Thursday, May 2, 2013

The Most Notable Voyage in Church Emigration History




What made the 1853 Atlantic crossing of the International the most notable of all the emigrant ship voyages in Church history?


a.      The first emigrant ship with LDS on board

b.      The fastest crossing of the Atlantic

c.       The only voyage with no deaths

d.      The voyage with the most baptisms


Yesterday’s answer:


a.        Sent men on missions


Lars Christian Johnson was born in Denmark in 1843 and baptized into the Church in 1857, immigrated to Zion in 1862, and was married in 1865. In 1881, following the death of his wife in 1880, he married Wilhelmina Elizabeth Christensen, and in 1882 he married Matilda Madsen. Both women were widows with small children.

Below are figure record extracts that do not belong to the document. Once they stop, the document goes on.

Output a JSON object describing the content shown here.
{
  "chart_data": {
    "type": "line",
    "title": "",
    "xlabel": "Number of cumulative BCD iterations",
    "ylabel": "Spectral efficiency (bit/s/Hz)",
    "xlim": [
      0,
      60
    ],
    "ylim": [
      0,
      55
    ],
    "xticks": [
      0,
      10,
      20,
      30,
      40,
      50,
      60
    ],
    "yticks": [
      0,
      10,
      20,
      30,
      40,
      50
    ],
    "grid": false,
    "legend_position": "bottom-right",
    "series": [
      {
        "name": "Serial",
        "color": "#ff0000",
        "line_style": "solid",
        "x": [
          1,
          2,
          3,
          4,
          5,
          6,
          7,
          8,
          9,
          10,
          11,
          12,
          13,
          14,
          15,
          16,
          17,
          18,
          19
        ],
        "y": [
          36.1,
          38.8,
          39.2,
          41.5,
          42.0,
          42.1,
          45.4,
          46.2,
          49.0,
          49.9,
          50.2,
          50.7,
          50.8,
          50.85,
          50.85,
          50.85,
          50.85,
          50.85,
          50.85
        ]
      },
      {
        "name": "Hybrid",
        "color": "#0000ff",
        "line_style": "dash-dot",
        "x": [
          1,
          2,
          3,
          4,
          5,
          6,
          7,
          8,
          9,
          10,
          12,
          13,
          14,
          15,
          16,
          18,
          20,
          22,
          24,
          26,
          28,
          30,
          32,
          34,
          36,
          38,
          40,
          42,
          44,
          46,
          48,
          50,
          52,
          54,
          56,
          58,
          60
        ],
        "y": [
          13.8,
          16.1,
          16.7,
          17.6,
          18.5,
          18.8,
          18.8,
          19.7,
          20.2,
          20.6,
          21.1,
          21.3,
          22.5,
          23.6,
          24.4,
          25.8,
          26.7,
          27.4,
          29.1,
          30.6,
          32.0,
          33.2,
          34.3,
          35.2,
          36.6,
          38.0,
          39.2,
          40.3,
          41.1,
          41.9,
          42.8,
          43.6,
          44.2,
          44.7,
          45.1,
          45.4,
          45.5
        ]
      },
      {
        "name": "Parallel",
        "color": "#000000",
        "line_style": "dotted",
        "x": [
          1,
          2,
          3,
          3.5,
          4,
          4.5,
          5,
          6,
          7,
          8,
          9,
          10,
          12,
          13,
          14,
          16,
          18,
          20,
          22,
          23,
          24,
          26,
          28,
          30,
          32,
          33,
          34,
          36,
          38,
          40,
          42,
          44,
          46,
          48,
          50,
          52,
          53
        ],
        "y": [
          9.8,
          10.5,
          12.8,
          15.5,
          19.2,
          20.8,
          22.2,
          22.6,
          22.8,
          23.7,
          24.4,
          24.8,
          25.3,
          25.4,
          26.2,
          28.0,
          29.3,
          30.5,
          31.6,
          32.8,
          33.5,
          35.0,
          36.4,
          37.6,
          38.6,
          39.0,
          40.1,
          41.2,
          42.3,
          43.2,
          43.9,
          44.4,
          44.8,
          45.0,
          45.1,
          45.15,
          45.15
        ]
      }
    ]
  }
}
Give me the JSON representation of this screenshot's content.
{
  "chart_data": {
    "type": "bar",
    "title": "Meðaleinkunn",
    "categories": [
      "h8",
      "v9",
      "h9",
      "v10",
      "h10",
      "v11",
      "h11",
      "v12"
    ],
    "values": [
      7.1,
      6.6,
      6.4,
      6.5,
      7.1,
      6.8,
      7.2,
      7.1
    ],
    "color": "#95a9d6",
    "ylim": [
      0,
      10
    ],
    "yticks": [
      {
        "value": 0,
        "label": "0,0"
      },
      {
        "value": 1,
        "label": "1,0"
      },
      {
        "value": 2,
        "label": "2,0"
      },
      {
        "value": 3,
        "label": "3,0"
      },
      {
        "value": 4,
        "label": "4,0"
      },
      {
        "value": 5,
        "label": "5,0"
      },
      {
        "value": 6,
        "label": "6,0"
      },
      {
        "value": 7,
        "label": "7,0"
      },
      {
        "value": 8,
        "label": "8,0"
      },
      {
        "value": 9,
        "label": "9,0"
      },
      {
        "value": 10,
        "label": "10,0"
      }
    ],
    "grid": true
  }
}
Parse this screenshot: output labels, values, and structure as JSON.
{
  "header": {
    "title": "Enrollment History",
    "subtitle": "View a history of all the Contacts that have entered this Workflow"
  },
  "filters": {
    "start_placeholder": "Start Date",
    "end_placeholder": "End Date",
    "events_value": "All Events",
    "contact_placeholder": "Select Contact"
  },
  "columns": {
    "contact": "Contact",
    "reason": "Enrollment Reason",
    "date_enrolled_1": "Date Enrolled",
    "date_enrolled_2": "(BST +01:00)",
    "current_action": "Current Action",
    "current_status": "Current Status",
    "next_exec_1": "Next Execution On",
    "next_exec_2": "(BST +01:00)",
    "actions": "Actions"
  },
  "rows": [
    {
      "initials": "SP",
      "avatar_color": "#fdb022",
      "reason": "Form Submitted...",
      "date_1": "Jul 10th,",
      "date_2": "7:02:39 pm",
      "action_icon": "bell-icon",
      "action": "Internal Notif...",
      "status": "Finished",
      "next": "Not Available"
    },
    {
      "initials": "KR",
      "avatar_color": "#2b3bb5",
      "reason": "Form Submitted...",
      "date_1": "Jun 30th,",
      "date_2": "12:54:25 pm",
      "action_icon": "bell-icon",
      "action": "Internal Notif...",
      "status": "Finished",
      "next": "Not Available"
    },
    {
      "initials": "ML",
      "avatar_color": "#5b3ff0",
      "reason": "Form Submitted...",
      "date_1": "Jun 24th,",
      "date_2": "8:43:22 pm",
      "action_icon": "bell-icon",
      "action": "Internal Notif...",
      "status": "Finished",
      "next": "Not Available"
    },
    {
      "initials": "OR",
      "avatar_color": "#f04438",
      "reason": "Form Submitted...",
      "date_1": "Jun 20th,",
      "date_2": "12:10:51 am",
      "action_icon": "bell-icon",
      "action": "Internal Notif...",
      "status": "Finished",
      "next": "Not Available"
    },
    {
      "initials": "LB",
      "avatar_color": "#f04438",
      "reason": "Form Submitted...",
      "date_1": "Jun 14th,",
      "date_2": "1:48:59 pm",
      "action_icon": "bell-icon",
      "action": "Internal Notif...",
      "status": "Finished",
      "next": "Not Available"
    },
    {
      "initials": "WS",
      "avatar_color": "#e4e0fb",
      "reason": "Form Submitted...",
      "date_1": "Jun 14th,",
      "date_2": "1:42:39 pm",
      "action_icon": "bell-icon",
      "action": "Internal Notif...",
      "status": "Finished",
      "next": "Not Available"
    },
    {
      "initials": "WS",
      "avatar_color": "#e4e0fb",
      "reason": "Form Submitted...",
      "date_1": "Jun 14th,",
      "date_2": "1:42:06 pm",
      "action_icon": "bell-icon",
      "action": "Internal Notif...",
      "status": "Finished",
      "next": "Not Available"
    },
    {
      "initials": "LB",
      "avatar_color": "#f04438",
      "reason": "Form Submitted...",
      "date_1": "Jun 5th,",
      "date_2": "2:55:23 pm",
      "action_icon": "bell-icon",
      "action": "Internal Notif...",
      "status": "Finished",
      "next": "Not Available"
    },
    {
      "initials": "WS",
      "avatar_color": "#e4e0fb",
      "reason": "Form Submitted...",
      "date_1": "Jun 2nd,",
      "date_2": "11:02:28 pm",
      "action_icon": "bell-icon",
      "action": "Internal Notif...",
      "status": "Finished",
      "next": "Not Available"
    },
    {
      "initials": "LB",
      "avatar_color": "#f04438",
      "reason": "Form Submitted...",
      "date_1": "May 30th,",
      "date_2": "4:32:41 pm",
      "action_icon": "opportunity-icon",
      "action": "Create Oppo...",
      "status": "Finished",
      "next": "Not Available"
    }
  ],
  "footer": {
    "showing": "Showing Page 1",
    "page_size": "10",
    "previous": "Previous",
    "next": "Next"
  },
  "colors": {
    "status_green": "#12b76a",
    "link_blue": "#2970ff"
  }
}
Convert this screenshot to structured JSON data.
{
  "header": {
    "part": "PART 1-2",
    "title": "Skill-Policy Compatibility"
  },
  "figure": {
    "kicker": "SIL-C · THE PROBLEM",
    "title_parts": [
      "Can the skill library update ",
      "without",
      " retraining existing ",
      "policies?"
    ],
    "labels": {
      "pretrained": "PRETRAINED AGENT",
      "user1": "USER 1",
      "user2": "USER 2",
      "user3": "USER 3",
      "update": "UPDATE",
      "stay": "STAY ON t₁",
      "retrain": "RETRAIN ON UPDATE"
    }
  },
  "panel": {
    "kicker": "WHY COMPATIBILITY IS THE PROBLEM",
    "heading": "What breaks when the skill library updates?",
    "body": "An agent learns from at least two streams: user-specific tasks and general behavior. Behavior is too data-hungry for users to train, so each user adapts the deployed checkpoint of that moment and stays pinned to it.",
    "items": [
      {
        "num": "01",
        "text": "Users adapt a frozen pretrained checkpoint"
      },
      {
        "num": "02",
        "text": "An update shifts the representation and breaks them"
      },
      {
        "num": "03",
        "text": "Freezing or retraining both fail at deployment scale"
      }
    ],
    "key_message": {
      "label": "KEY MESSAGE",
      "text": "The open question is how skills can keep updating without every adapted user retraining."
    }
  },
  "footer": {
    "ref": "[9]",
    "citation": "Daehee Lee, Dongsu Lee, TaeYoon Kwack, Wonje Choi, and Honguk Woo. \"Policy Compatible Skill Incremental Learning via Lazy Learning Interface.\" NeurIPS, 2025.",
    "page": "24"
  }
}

During the “Federal Raid” period, when many men and women were on the move to avoid arrest by federal officers for contracting plural marriages, Church leaders took advantage of the situation by sending many of the men on missions. Lars was sent to his native land in March 1889. Apparently he shaved his beard and went to the train depot in Richmond, passing the deputy marshals undetected. Being called on a mission was generally a great sacrifice for any family, but Lars had the additional burdens of a wife on the “underground” and another wife who was deathly ill. Before he left, Lars, a tailor by trade, made each of his children a set of clothes.


Holzapfel, Richard Neitzel, Their Faces Toward Zion (Salt Lake City: Bookcraft, 1996), 75.